The Phase 3 trial investigating fenebrutinib for relapsing multiple sclerosis (RMS) reached its primary completion on January 27, 2026. This milestone signifies the completion of data collection for the primary endpoint analysis in the study, which compares fenebrutinib to teriflunomide.
Background
The study addresses Relapsing Multiple Sclerosis (RMS), a chronic autoimmune disease affecting the central nervous system for which new therapeutic options are continually being evaluated.
Trial design
The study, identified as NCT04586010, is a Phase 3 trial titled "A Study to Evaluate the Efficacy and Safety of Fenebrutinib Compared With Teriflunomide in Relapsing Multiple Sclerosis (RMS)." It has an enrollment of 746 participants.
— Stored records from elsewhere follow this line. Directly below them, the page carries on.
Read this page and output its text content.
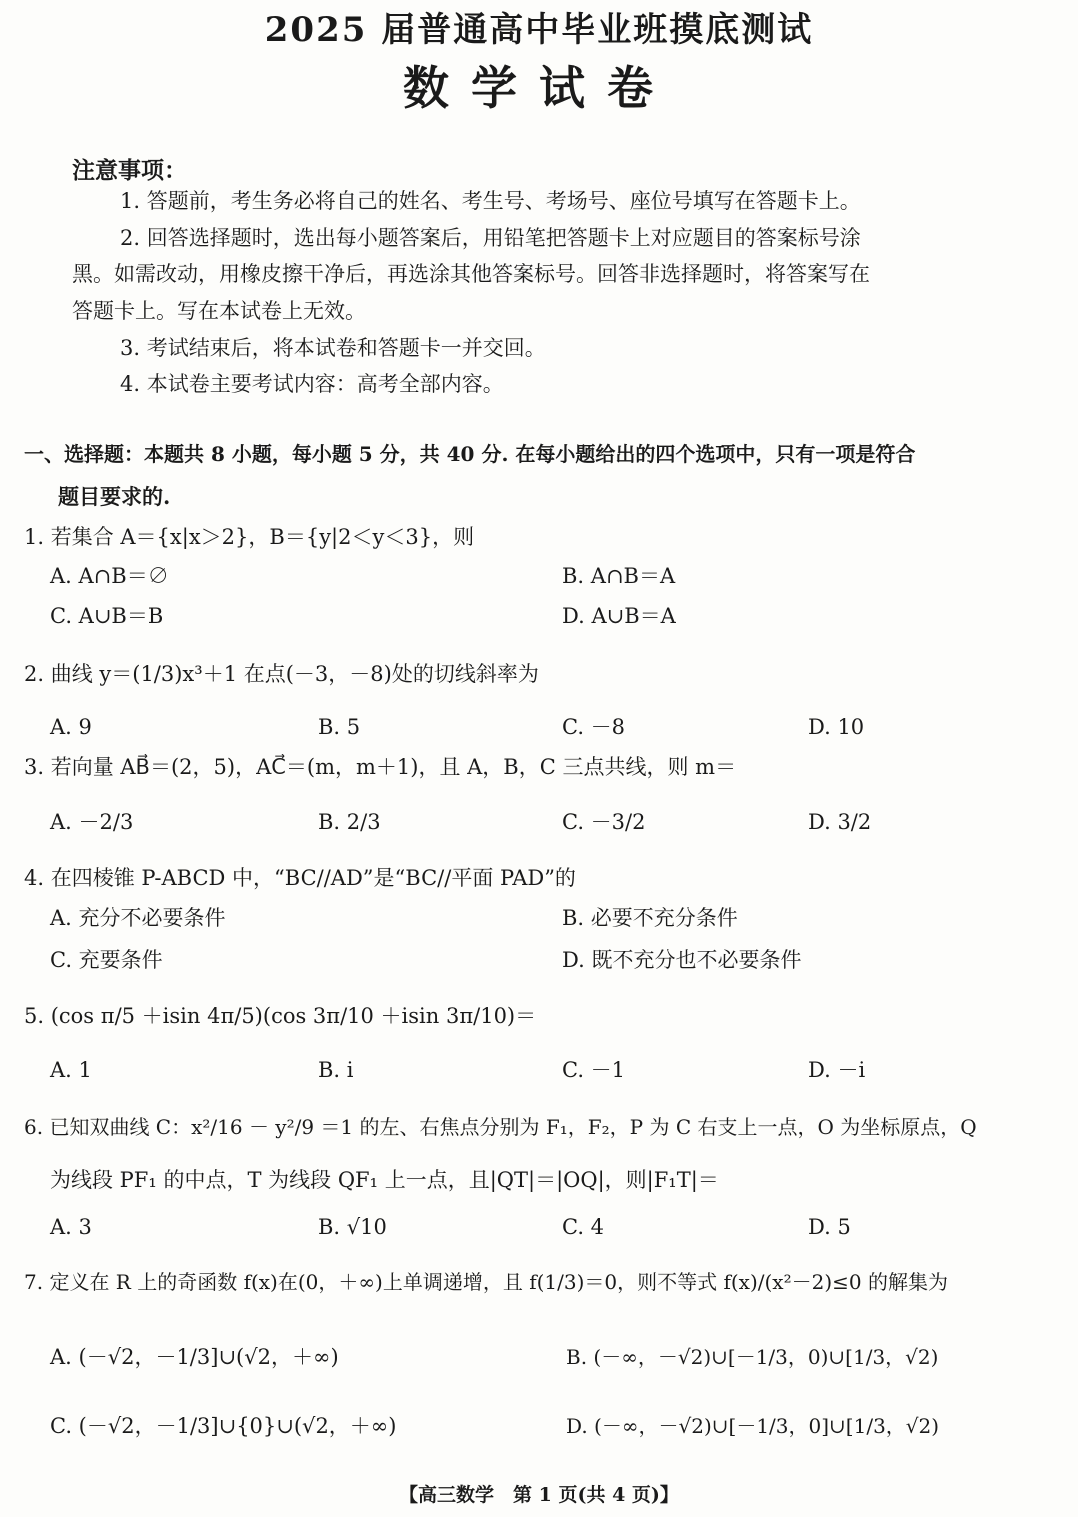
2025 届普通高中毕业班摸底测试
数学试卷
注意事项：
1. 答题前，考生务必将自己的姓名、考生号、考场号、座位号填写在答题卡上。
2. 回答选择题时，选出每小题答案后，用铅笔把答题卡上对应题目的答案标号涂
黑。如需改动，用橡皮擦干净后，再选涂其他答案标号。回答非选择题时，将答案写在
答题卡上。写在本试卷上无效。
3. 考试结束后，将本试卷和答题卡一并交回。
4. 本试卷主要考试内容：高考全部内容。
一、选择题：本题共 8 小题，每小题 5 分，共 40 分. 在每小题给出的四个选项中，只有一项是符合
题目要求的.
1. 若集合 A＝{x|x＞2}，B＝{y|2＜y＜3}，则
A. A∩B＝∅	B. A∩B＝A
C. A∪B＝B	D. A∪B＝A
2. 曲线 y＝(1/3)x³＋1 在点(－3，－8)处的切线斜率为
A. 9	B. 5	C. －8	D. 10
3. 若向量 AB⃗＝(2，5)，AC⃗＝(m，m＋1)，且 A，B，C 三点共线，则 m＝
A. －2/3	B. 2/3	C. －3/2	D. 3/2
4. 在四棱锥 P-ABCD 中，“BC//AD”是“BC//平面 PAD”的
A. 充分不必要条件	B. 必要不充分条件
C. 充要条件	D. 既不充分也不必要条件
5. (cos π/5 ＋isin 4π/5)(cos 3π/10 ＋isin 3π/10)＝
A. 1	B. i	C. －1	D. －i
6. 已知双曲线 C：x²/16 － y²/9 ＝1 的左、右焦点分别为 F₁，F₂，P 为 C 右支上一点，O 为坐标原点，Q
为线段 PF₁ 的中点，T 为线段 QF₁ 上一点，且|QT|＝|OQ|，则|F₁T|＝
A. 3	B. √10	C. 4	D. 5
7. 定义在 R 上的奇函数 f(x)在(0，＋∞)上单调递增，且 f(1/3)＝0，则不等式 f(x)/(x²－2)≤0 的解集为
A. (－√2，－1/3]∪(√2，＋∞)	B. (－∞，－√2)∪[－1/3，0)∪[1/3，√2)
C. (－√2，－1/3]∪{0}∪(√2，＋∞)	D. (－∞，－√2)∪[－1/3，0]∪[1/3，√2)
【高三数学　第 1 页(共 4 页)】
The trial investigates fenebrutinib in individuals diagnosed with Relapsing Multiple Sclerosis. Participants are randomized 1:1 to receive either fenebrutinib or teriflunomide. The study's primary objective is to evaluate the efficacy and safety of fenebrutinib on disability progression and relapse rate.
What this means
The primary completion of the Phase 3 trial for fenebrutinib in Relapsing Multiple Sclerosis marks a significant step towards the potential availability of new data for this investigational treatment. Clinicians and researchers will await the disclosure of the trial's results to understand the efficacy and safety profile of fenebrutinib compared to teriflunomide in this patient population.
Source
The information regarding the primary completion of this trial was obtained from ClinicalTrials.gov, a public database of clinical studies. The update for study NCT04586010, titled "A Study to Evaluate the Efficacy and Safety of Fenebrutinib Compared With Teriflunomide in Relapsing Multiple Sclerosis (RMS)," was recorded on January 27, 2026, on clinicaltrials.gov.